Il est commun en Europe de penser que Gutenberg fut l’inventeur de l’imprimerie, déclenchant ainsi par ses prouesses technologiques une vague intellectuelle qui touchera plus ou moins tout l’Occident : l’humanisme. Si une telle assertion ne fait aucun doute dans le contexte européen, force est de constater qu’en Asie, et en Corée en particulier, l’imprimerie est une invention plus ancienne, témoignant très tôt d’une vie intellectuelle particulièrement vive. Retour sur un aspect méconnu de la culture asiatique.
Johann Gutenberg, le célèbre imprimeur allemand, édite au cours des années 1450 plusieurs exemplaires de la Vulgate, la fameuse bible traduite en latin par Saint-Jérôme. Malheureusement pour lui, sa première presse dotée de caractères métalliques mobiles n’a pas le succès escompté auprès de la population et il finira ruiné. Cette version, répétée à l'envi dans les écoles primaires européennes, ne constitue que la partie occidentalo-centrée de l’histoire. En effet, pour qui décentre son regard vers l’Asie, on s’aperçoit que les Chinois ont maîtrisé l’imprimerie à caractères fixes (impression page par page, à la différence de la presse de Gutenberg qui permettait de recomposer des textes avec les mêmes caractères) beaucoup plus tôt puisque les premiers textes imprimés datent de la très raffinée dynastie Tang, soit entre 618 et 907 de notre ère. Le Sutra du Diamant, texte bouddhique considéré comme le premier texte imprimé connu, aurait été édité en 868. Ce texte sacré, destiné à être diffusé gratuitement (à une certaine strate sociale de lettrés, cela s’entend) a été retrouvé dans la splendide grotte de Dunhuang (actuelle province chinoise du Gansu, inscrite au patrimoine mondial de l’UNESCO, photo ci-dessus, source TravelChinaGuide) et a connu une histoire rocambolesque, à l’image de l’empire Chinois. D’abord possession chinoise (Dunhuang est devenue une circonscription impériale sous la dynastie des Han antérieurs, en 117 avant JC), puis sous contrôle d’un roitelet tibétain (le Tibet n’a été unifié que lorsqu’il est devenu un vassal chinois, en 1244) et enfin possession mongole (dynastie Yuan), le Sutra du Diamant ne doit sa longévité qu’au fait que chacun de ses possesseurs successifs se réclame du bouddhisme. Malheureusement, comme beaucoup de trésors nationaux chinois, le Sutra du Diamant a été pillé par des Occidentaux lors de la « découverte » occidentale des grottes de Dunhuang. En 1907, le célèbre linguiste français Paul Pelliot parvient à racheter de nombreux imprimés – dont le Sutra de Dunhuang, et ces manuscrits sont toujours actuellement visibles à la Bibliothèque Nationale de France (BNF).
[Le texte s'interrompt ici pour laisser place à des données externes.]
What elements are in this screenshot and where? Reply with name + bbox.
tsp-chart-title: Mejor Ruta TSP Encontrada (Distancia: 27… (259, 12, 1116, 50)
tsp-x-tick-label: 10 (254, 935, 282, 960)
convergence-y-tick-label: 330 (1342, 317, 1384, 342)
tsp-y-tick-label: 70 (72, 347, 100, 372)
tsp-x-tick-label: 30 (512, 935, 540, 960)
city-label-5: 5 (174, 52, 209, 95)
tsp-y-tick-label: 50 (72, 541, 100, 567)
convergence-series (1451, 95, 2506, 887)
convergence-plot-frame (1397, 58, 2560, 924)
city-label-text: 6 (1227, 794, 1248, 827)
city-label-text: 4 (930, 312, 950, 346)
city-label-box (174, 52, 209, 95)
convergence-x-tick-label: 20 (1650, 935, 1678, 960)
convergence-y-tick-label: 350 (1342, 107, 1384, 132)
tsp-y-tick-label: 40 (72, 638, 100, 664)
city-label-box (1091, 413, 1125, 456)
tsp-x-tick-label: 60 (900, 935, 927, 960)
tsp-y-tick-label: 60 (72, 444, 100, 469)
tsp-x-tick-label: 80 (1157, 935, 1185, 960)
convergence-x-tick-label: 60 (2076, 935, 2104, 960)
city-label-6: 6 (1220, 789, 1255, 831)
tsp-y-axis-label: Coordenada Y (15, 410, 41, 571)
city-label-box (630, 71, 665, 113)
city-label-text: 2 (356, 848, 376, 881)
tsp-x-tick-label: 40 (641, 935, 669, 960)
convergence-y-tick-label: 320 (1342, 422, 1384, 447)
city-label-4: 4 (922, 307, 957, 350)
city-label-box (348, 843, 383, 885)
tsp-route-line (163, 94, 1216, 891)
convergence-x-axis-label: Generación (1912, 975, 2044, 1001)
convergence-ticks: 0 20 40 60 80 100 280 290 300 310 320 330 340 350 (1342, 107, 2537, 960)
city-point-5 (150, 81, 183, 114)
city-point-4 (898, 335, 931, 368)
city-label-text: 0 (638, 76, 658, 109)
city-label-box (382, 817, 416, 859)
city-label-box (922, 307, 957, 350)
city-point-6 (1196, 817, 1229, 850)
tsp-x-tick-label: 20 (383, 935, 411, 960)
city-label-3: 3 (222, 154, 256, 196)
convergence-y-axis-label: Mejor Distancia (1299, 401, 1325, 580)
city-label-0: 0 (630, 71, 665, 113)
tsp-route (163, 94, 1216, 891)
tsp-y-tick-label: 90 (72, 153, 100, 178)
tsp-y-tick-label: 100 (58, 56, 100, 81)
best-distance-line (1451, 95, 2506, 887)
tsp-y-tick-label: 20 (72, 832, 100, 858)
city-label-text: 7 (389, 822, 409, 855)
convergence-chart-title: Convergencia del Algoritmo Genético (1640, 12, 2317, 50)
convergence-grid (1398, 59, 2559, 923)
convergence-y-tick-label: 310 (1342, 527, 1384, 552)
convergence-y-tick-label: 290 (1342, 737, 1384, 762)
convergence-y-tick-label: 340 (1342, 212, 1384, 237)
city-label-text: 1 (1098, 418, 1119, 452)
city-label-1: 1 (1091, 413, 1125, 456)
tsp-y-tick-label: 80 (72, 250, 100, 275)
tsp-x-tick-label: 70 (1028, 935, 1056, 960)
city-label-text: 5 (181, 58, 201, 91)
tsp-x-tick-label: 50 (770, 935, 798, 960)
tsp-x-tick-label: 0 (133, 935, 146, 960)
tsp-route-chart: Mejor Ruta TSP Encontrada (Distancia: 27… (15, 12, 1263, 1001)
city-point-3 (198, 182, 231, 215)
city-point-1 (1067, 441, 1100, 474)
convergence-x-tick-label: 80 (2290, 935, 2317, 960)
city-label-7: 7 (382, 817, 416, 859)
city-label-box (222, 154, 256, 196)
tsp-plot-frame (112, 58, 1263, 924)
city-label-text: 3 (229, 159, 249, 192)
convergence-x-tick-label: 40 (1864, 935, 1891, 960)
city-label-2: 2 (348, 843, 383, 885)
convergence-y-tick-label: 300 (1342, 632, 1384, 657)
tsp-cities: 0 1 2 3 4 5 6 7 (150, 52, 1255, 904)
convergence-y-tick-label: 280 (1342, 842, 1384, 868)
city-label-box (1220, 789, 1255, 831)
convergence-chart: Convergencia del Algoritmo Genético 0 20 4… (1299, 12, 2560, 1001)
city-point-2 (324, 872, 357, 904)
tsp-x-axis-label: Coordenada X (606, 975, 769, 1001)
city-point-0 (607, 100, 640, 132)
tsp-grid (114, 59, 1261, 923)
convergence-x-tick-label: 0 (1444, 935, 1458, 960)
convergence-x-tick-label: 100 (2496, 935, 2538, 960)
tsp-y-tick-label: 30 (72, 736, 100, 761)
Du côté coréen, l’histoire semble se répéter : si les Chinois peuvent se targuer d’avoir été les premiers à utiliser des presses à caractères fixes, les Coréens de la dynastie Koryo auraient été les premiers à utiliser les caractères mobiles et ce presque un siècle avant Gutenberg… Le plus vieux texte imprimé coréen, le Jikji (abréviation de baegun hwasang chorok buljo jikji simche yojeol, « Anthologie des enseignements zen des grands prêtres bouddhistes », photo à droite, source wikimedia) aurait été édité en 1377, soit 78 ans avant la Bible en 42 lignes de Gutenberg. Tout comme le Sutra du Diamant, un tel trésor historique ne pouvait qu’attirer les convoitises et ce sont les colonisateurs français qui, une fois de plus, ont pillé cette relique nationale. Ce texte est d’ailleurs lui aussi visible à la BNF ; alors que la situation des archives royales pillées par la France lors de la campagne coloniale de 1866 connaît des avancées, la question du Jikji, plus vieux texte imprimé (au sens moderne du terme) du monde semble patiner. Pour l’AAFC, il apparaît fondamental de régler les contentieux historiques (qui n’en finissent pas d’empoisonner les relations interasiatiques et Orient-Occident) avant de chercher à établir des relations politiques saines et stables.
Pour les lecteurs les plus attentifs de notre blog, un détail n’aura pas manqué de piquer leur curiosité : dans le reportage de David Pluth sur son voyage en République populaire et démocratique de Corée (RPDC, Corée du Nord), traduit par l’AAFC, il est fait mention du plus vieux texte imprimé au monde conservé à la Bibliothèque du Peuple de Pyongyang, datant de… 1377, soit exactement la date d’édition du Jikji. Nul doute que la question des reliques nationales coréennes risque encore de faire parler d’elle.